On Sun, Feb 14, 2021 at 03:14:56PM -0800, Ben Widawsky wrote:
> On 21-02-14 16:30:09, Al Viro wrote:
> > On Tue, Feb 09, 2021 at 04:02:55PM -0800, Ben Widawsky wrote:
> > 
> > > +static int handle_mailbox_cmd_from_user(struct cxl_memdev *cxlmd,
> > > +					const struct cxl_mem_command *cmd,
> > > +					u64 in_payload, u64 out_payload,
> > > +					struct cxl_send_command __user *s)
> > > +{
> > > +	struct cxl_mem *cxlm = cxlmd->cxlm;
> > > +	struct device *dev = &cxlmd->dev;
> > > +	struct mbox_cmd mbox_cmd = {
> > > +		.opcode = cmd->opcode,
> > > +		.size_in = cmd->info.size_in,
> > > +	};
> > > +	s32 user_size_out;
> > > +	int rc;
> > > +
> > > +	if (get_user(user_size_out, &s->out.size))
> > > +		return -EFAULT;
> > 
> > You have already copied it in.  Never reread stuff from userland - it *can*
> > change under you.
> 
> As it turns out, this is some leftover logic which doesn't need to exist at all,
> and I'm happy to change it. Thanks for reviewing.
> 
> I wasn't familiar with this restriction though. For my edification could you
> explain how that could happen? Also, is this something that should go in the
> kdocs, because I don't see anything about this restriction there.

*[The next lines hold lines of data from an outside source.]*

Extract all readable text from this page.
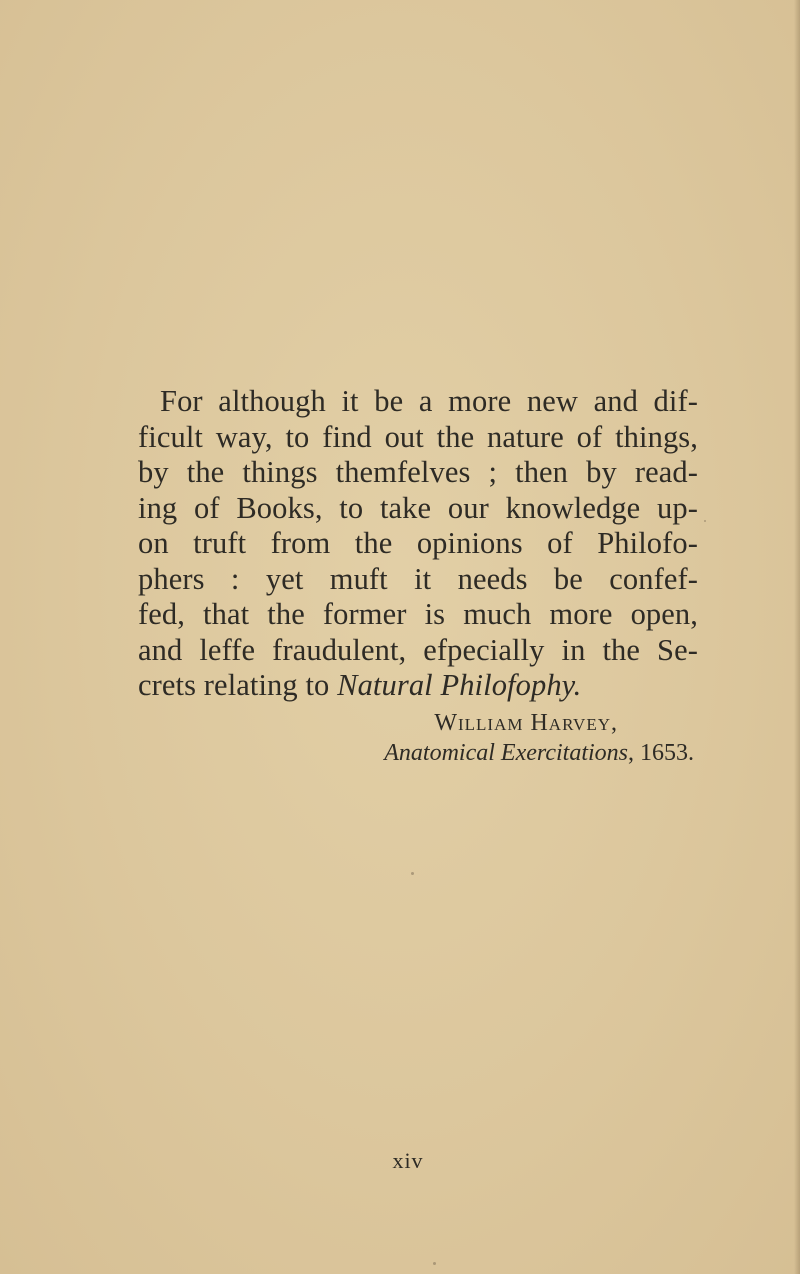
For although it be a more new and dif-
ficult way, to find out the nature of things,
by the things themfelves ; then by read-
ing of Books, to take our knowledge up-
on truft from the opinions of Philofo-
phers : yet muft it needs be confef-
fed, that the former is much more open,
and leffe fraudulent, efpecially in the Se-
crets relating to Natural Philofophy.

William Harvey,
Anatomical Exercitations, 1653.
xiv
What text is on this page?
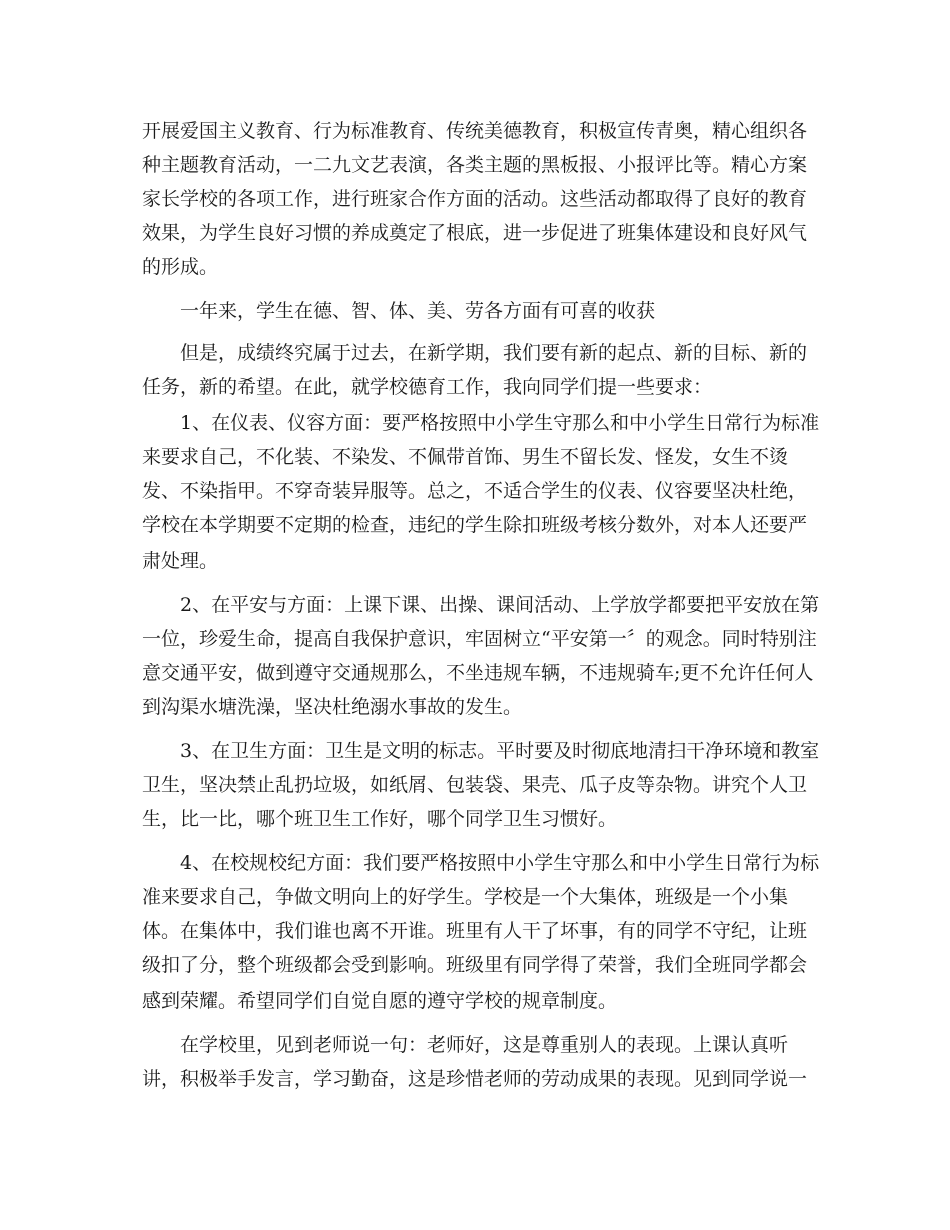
开展爱国主义教育、行为标准教育、传统美德教育，积极宣传青奥，精心组织各
种主题教育活动，一二九文艺表演，各类主题的黑板报、小报评比等。精心方案
家长学校的各项工作，进行班家合作方面的活动。这些活动都取得了良好的教育
效果，为学生良好习惯的养成奠定了根底，进一步促进了班集体建设和良好风气
的形成。
一年来，学生在德、智、体、美、劳各方面有可喜的收获
但是，成绩终究属于过去，在新学期，我们要有新的起点、新的目标、新的
任务，新的希望。在此，就学校德育工作，我向同学们提一些要求：
1、在仪表、仪容方面：要严格按照中小学生守那么和中小学生日常行为标准
来要求自己，不化装、不染发、不佩带首饰、男生不留长发、怪发，女生不烫
发、不染指甲。不穿奇装异服等。总之，不适合学生的仪表、仪容要坚决杜绝，
学校在本学期要不定期的检查，违纪的学生除扣班级考核分数外，对本人还要严
肃处理。
2、在平安与方面：上课下课、出操、课间活动、上学放学都要把平安放在第
一位，珍爱生命，提高自我保护意识，牢固树立“平安第一〞的观念。同时特别注
意交通平安，做到遵守交通规那么，不坐违规车辆，不违规骑车;更不允许任何人
到沟渠水塘洗澡，坚决杜绝溺水事故的发生。
3、在卫生方面：卫生是文明的标志。平时要及时彻底地清扫干净环境和教室
卫生，坚决禁止乱扔垃圾，如纸屑、包装袋、果壳、瓜子皮等杂物。讲究个人卫
生，比一比，哪个班卫生工作好，哪个同学卫生习惯好。
4、在校规校纪方面：我们要严格按照中小学生守那么和中小学生日常行为标
准来要求自己，争做文明向上的好学生。学校是一个大集体，班级是一个小集
体。在集体中，我们谁也离不开谁。班里有人干了坏事，有的同学不守纪，让班
级扣了分，整个班级都会受到影响。班级里有同学得了荣誉，我们全班同学都会
感到荣耀。希望同学们自觉自愿的遵守学校的规章制度。
在学校里，见到老师说一句：老师好，这是尊重别人的表现。上课认真听
讲，积极举手发言，学习勤奋，这是珍惜老师的劳动成果的表现。见到同学说一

Er...  You do realize that if two processes share memory, one can bloody well
modify it while another is in the middle of syscall, right?  Always could -
even mmap(2) with MAP_SHARED is sufficient, same as shmat(2), or the wholesale
sharing between POSIX threads, etc.

And even on UP with no preemption you could bloody well have a structure that
spans a page boundary, with the next page being mmapped and currently not
present in memory.  Then copy_from_user() would've copied the beginning, hit
a page fault, try to read the next page from something slow and lose CPU.
Letting the second process run and modify the already copied part.

It has been possible since at least mid-80s, well before Linux.  Anything in
user memory can change under you, right in the middle of syscall.  Always
could.  And there had been very real bugs along the lines of data being
read twice, once for safety check, once for actual work.  Something like

	get_user(len, &user_object->len);
	check that len is reasonable
	p = kmalloc(offsetof(struct foo, string[len]), GFP_KERNEL);
	copy_from_user(p, user_object, len);
	work with the copy, assuming that first p->len bytes of p->string[]
are safe to use, find out that p->len is much greater than len since
the userland data has changed between two fetches

Some of those had been exploitable from the very beginning, some had become
such on innocious-looking changes.

For the sake of your sanity it's better to avoid such landmines.  In some
cases it's OK to read the data twice (e.g. in something like select(2)), but
those cases are rare and seeing something of that sort is generally a big
red flag on review.  In almost all cases it's best avoided.